I explained, "After Salt II we had to do something. We pretty much gave up nukes. So we worked on other things."

"What's 'Salt II'?" he asked; then, immediately, "No, the hell with that, I don't want history lessons from you. All I want from you is for all of you to go the hell back where you came from and leave us alone, and I doubt you'll do that. If it interests you, you make me want to puke."

What a feisty little devil he was! He made me almost proud but also mad. "Bullshit, Dom!" I yelled. "You would have done the same thing! You were getting ready to, one way or another—otherwise why were you working on this Cathouse project?"

"Because—" he began, and stopped. His expression was a good enough answer. He changed the subject. "Have you got a cigarette?" he asked.

"Gave it up," I said with satisfaction.

He nodded, thinking. "I really didn't believe it would work," he said slowly.

"But you were in there trying, boy, weren't you?

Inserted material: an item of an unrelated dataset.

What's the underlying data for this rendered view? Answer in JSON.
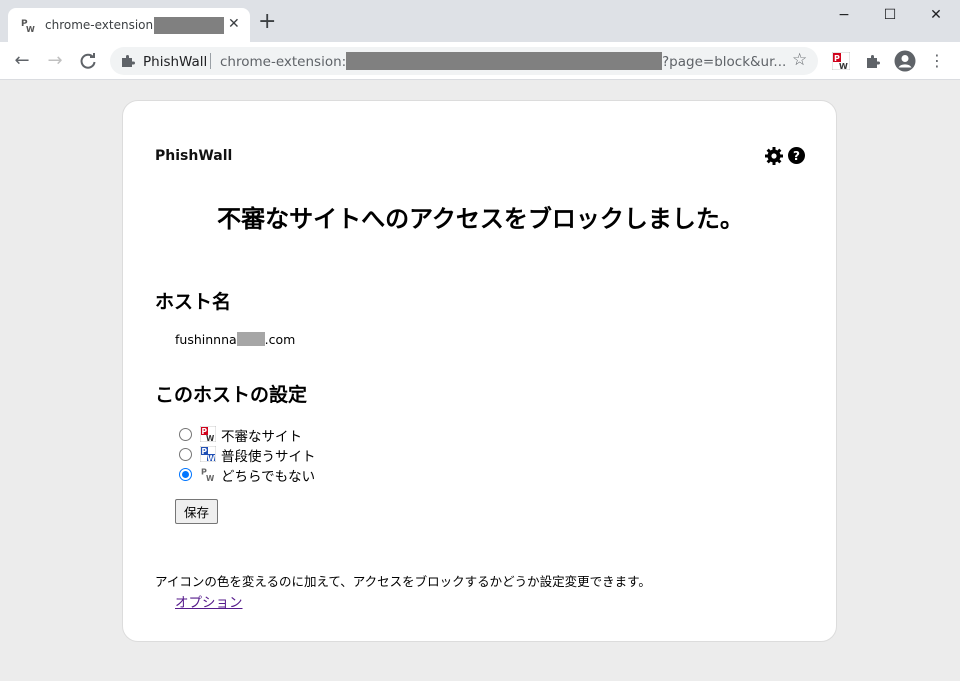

So what's the difference? We're not doing anything you wouldn't have done if you'd finished your research ahead of us."

"That's—that's doubtful," he said. Honest of him. He hadn't said, "That's untrue."

"So will you help talk your President into it?" I pushed.

No hesitation this time. "No."

"Not even to save a lot of lives, maybe?"

He said, "Not even for that. No surrender, Dom And I'm not sure I would want to buy a few American lives with a few million Russians, either."

I looked at him in amazement. Was it possible that I—in any incarnation---could be such a softheaded fool? But he wasn't looking softheaded. He leaned back in his chair, studying me, and suddenly he seemed taller and more sure of himself. "So what's the thing that scares you, Dominic?" he asked.

"What do you mean?" I sparred.

He said, reasoning it out, "Sounds to me like you've got a worry you're not telling me about. Maybe I can't guess what that is. On the other hand, maybe I can. The reason I came down here was because there was another one of us snooping around. He seemed to know what you were going to do. If I were you, I think I'd be real worried about him. Why? Who is he? What's going on?"